Open APIs – let them eat cake says Expedia Affiliate Network

Open APIs – let them eat cake says Expedia Affiliate Network

Expedia Affiliate Network has seen a 40% year on year increase in the number of developers using its API and expects that to grow further as it opens more of its technology.

Expedia Affiliate Network has seen a 40% year-on-year increase in the number of developers using its API and expects that to grow further as it opens more of its technology.

Following the latest release of its API last May the number of developers who have taken up the app through its third party API management partner Mashery has hit 5,000 worldwide.

But EAN is keen to invigorate innovation in travel further as Amazon has done in the general retail sector, by breaking up its API into component parts offering developers greater flexibility.

John Watton, EAN director brand and marketing, said the rise of mobile and tablets has seen a fourth key area of development emerge to add to the airline industry, OTAs and search businesses.

“We are a deeply technology-focused business and more and more of that is emerging. One of the things we have looked at is the evolution of what we have been offering.

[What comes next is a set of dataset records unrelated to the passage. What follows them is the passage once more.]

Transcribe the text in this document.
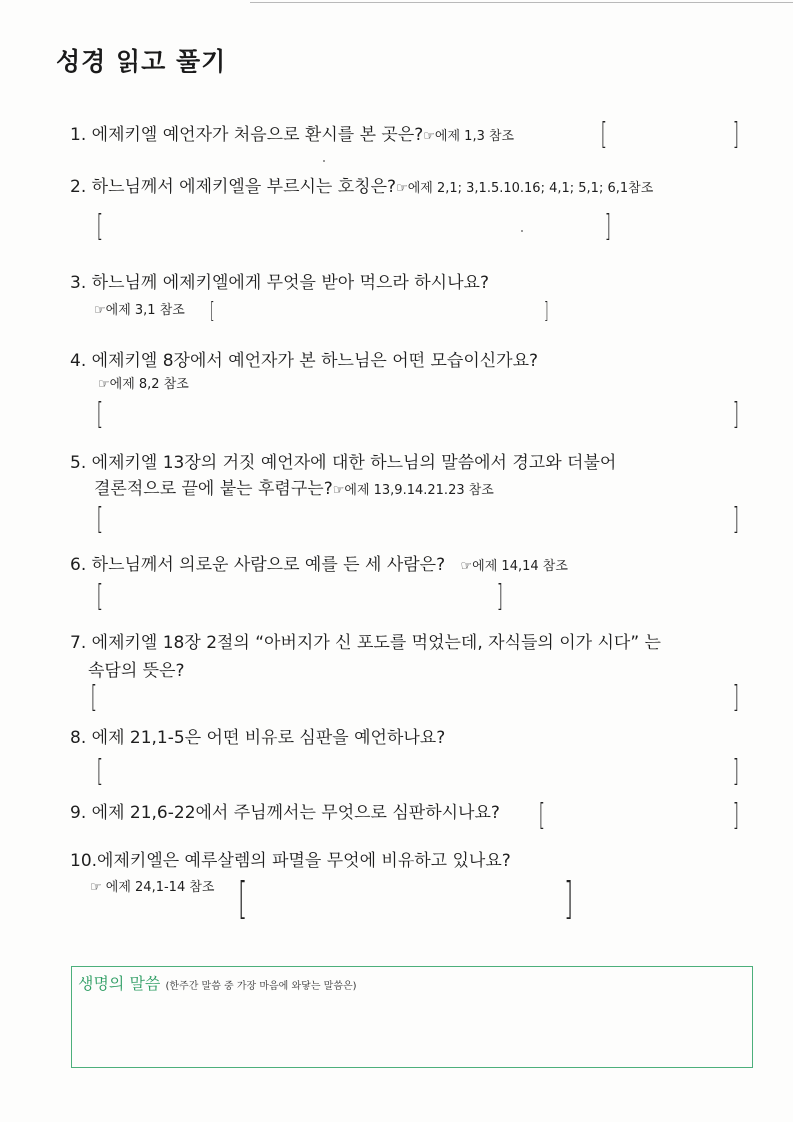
성경 읽고 풀기
1. 에제키엘 예언자가 처음으로 환시를 본 곳은?☞에제 1,3 참조	[	]
2. 하느님께서 에제키엘을 부르시는 호칭은?☞에제 2,1; 3,1.5.10.16; 4,1; 5,1; 6,1참조
[	]
3. 하느님께 에제키엘에게 무엇을 받아 먹으라 하시나요?
☞에제 3,1 참조 [	]
4. 에제키엘 8장에서 예언자가 본 하느님은 어떤 모습이신가요?
☞에제 8,2 참조
[	]
5. 에제키엘 13장의 거짓 예언자에 대한 하느님의 말씀에서 경고와 더불어
결론적으로 끝에 붙는 후렴구는?☞에제 13,9.14.21.23 참조
[	]
6. 하느님께서 의로운 사람으로 예를 든 세 사람은? ☞에제 14,14 참조
[	]
7. 에제키엘 18장 2절의 “아버지가 신 포도를 먹었는데, 자식들의 이가 시다” 는
속담의 뜻은?
[	]
8. 에제 21,1-5은 어떤 비유로 심판을 예언하나요?
[	]
9. 에제 21,6-22에서 주님께서는 무엇으로 심판하시나요? [	]
10.에제키엘은 예루살렘의 파멸을 무엇에 비유하고 있나요?
☞ 에제 24,1-14 참조 [	]
생명의 말씀 (한주간 말씀 중 가장 마음에 와닿는 말씀은)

“Go back 10 years and people saw us as the classic affiliate programme for those who want to make money selling hotels. Ten years on it’s a lot more complicated.

“We think of what we are offering as more of a technology platform, providing a platform to give those third parties access to our hotel inventory.

“Three or four years ago most of our business was website templates where you could go online and set up these pretty standard templates.

“Fast forward to today and 90% of what we do is business through APIs.

“The digital competence in the world has increased and building websites is getting easier and easier, and the willingness of developers to engage with more components has increased.

“People more and more want to integrate different components, not just have an out of the box website.”

EAN started offering its API through Mashery from its in-house infrastructure around a year ago and Watton said this was a significant move.

“You go on there and there are a whole load of major brand APIs like eBay.

“Not only are we seeing this trend for website owners wanting an API offering, we could not provide that through a proprietary system.”

Watton said the new approach giving free and open access has given the EAN business a “life of its own” and helped to build the developer community.

He said developers are not interested in engaging in a traditional commercial way having to sign loads of legal forms or to pay for access.

The transaction model EAN operates means that if the technology that emerges from this relationship sells more product the developer and affiliate benefits, as does Expedia.

Some of the more exciting innovations are coming in the mobile space, said Watton, with some major partnerships due to be announced soon with “leading edge” trip planning affiliates.

“Not even a company like Expedia can drive all the innovation in the marketplace. We are thinking about what we offer with our API.

“At the moment we are kind of giving people the whole cake but they are saying but I quite like to frosting, or I don’t like the filling but I do like the sponge.

“Why shouldn’t we provide more and more of the ingredients? We are trying to break more and more of our technology into smaller pieces.

“For example if someone wanted to take our clever search algorithm and apply it to something else in travel. We might have some really good technology that can be used in different ways.”

One of the key advantages for affiliates is that the building blocks of a travel website are already there and they can spend more of their time concentrating on what makes them different.

Watton said: “In any travel website there are a high proportion of things that are pretty standard.

“The barriers to entry are coming down, web technology is getting cheaper and more accessible. The challenge is to retail hotels so you need to focus on the 5% that makes you different.

“We can provide the core services so if you differentiator is a really cool way to search for hotels you can focus on that. Technology in itself is not necessarily the differentiator it’s how you use it.”

EAN believes that the online travel sector has a long way to go in terms of penetration into what is a multi-trillion pound market.

And EAN is committed to a flexible approach enabling the pioneers to develop new concepts while keeping it at the heart of the innovation in the industry.

“Developers are getting smarter, you are seeing the digital competence accelerating all the time and we have to stay well ahead of that game.”